Any of the three poems we received for this month’s Reader Poem contest might have been the “winner.” In the end we chose Marissa Anne Ayala’s “Spectroscopic” because of the way she keeps surprising us with the turns her poem takes.
But we greatly admired Jennifer Hernandez’ “Stellar Survivor” (which incorporates several of this month’s prompts) and Devon Balwit’s “First Generation: A Golden Shovel.” As always, we are grateful to those who are inspired to play with us, and to the readers who provide these poems a home in their minds.
Your ass has a spherical shape; strongly elliptical & the interstellar material of your spine is an explosion of stars — the non-binary formation of your body can be broken into two theories:
1) the camera highlighted the region of radiation across your breasts & when you reached a limit (you) normalized time by placing glass beads on a string and wrote to the ether in some form like the poems you wrote in Colorado telling me to fly, Icarus, fly & we will all catch up with you & I hypothesize that your body is split from radiation & in the splitting there is the “you” I remember – when you were “she” but they cut a portion of “she” from you – but you were already “they” a dissolution of gender separate from the cicatrixes – but I only know a “she” memory of you, which is an error because when you were “gendered” – you weren’t really gendered & I caught up with you, the real Icarus, who taught me bodies are not anatomical representations of self – that it is language that creates a binary division and that this division of pronouns trapped you into “her” and “she” was finally released so they lives with incisions but that does not eclipse you from being whole from being they.
2) Needles pierced epidermis & my camera exposed the gray clusters of blood residue collecting in aureoles around each prick – I placed a knife in your hands and you said no, I tied your back into a corset and you said yes & there was a cat or a girl named Kat who held the silver slips of metal as my lens drew in clicking on the composition of your back as if you were the supernova and I was some type of satellite & Kat just orbited not knowing where to land — but when the needle did land, you decompressed oxygen from your lungs & I captured the curves of your back, shoulders, and hip knowing that at that time you were 100% – a true universe of skin and blood & muscle & mucus and not a vessel for chemo – but even as a vessel for chemo I know that you always survive & in the version of you I keep (a silver gelatin print) born from that hallway between the living room and the bathroom, & developed in red lit room where your pierced body hung as the image appeared & now I wonder if you are really Icarus – the person who flew so close to the sun – because we did catch up with you, eventually.
But I lost track of our pre-nova relationship & I wish you, the normal star, could merge with me, the truly explosive, because in Colorado your brilliance was the basis of our discussions on language & I understood more about the body-young, now the body-old, and the philosophical musings of sign to cosign when you taught me to question everything and accept nothing & even our bodies can’t determine ourselves, cannot define who we are.
Marissa Ayala is a writer based in New York City.
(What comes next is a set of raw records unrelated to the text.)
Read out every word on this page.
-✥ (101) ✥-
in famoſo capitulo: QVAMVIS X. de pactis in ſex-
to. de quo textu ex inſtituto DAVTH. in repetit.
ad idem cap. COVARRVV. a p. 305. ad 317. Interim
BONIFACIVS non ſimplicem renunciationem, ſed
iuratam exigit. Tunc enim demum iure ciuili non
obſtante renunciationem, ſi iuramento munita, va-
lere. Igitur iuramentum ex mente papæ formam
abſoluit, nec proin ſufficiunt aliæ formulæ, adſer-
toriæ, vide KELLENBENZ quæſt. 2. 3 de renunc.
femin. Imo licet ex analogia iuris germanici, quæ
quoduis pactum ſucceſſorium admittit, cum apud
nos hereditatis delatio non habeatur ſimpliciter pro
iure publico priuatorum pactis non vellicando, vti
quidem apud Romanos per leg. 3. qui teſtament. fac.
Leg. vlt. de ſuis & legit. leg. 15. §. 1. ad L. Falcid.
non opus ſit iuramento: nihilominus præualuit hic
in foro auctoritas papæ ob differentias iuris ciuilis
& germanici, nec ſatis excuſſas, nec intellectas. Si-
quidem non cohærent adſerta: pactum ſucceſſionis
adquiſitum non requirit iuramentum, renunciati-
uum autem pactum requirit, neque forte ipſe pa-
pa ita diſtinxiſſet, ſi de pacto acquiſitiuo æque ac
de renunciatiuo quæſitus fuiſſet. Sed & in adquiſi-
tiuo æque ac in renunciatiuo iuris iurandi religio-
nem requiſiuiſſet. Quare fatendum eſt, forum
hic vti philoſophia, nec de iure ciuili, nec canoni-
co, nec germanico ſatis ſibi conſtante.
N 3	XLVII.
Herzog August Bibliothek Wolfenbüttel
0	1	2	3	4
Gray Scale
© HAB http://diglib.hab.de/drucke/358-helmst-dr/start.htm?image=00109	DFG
Her work is featured in Tupelo Press, Handwritten, Kolaj Magazine, and Strata Magazine. You can find her on Twitter @MarissaAAyala
The bits that make us
are the bits left over.
Nuclear fusion. Super-heated
gases expanding and firing off
into the universe in all directions.
That power is part of us.
What potential. Surely,
there is nothing we can’t do.
All that energy neither created,
nor destroyed. Only transformed.
Energy is all that is. All we are.
Faceless fish or Wonder Woman.
Calyx or eggplant. Good neighbor
in a crisis. Gravity holds us
to the ground. But what if
we want to float, to fly,
to defy the laws of physics?
So many rules, pressures
conspire to hold us down,
bind us to earth. What if we
Jennifer Hernandez lives in Minnesota where she teaches immigrant youth and writes poetry, flash, and creative non-fiction. Recent work appears in Dying Dahlia, Mothers Always Write and Yellow Chair Review.
First Generation: A Golden Shovel
It’s true. We were like feed corn shucked to nakedness, still stemmed but
no longer alive. The locust plague had swept clean through; in
us, neither trust nor frivolity remained. This
hollowness clattered us against one another, making a dark
music from our suffering, each moment
keening with the resonance of
loss. The crisis
was not for us, but for our children, a
stripping of the myth that they were safe. A handful
of us took our own lives. Others went through the motions, but were parodies of
our former selves. Still, time passed. We learned that corpses made good
fertilizer and dug our own bones into furrows. We proved to our neighbors
that given enough time, a new thing always emerged.
Devon Balwit writes in Portland, OR. She has five chapbooks out or forthcoming. Her individual poems can be found in The Cincinnati Review, The Stillwater Review, Red Earth Review, Tule Review, The Ekphrastic Review; Noble Gas Quarterly; Muse A/Journal, and more.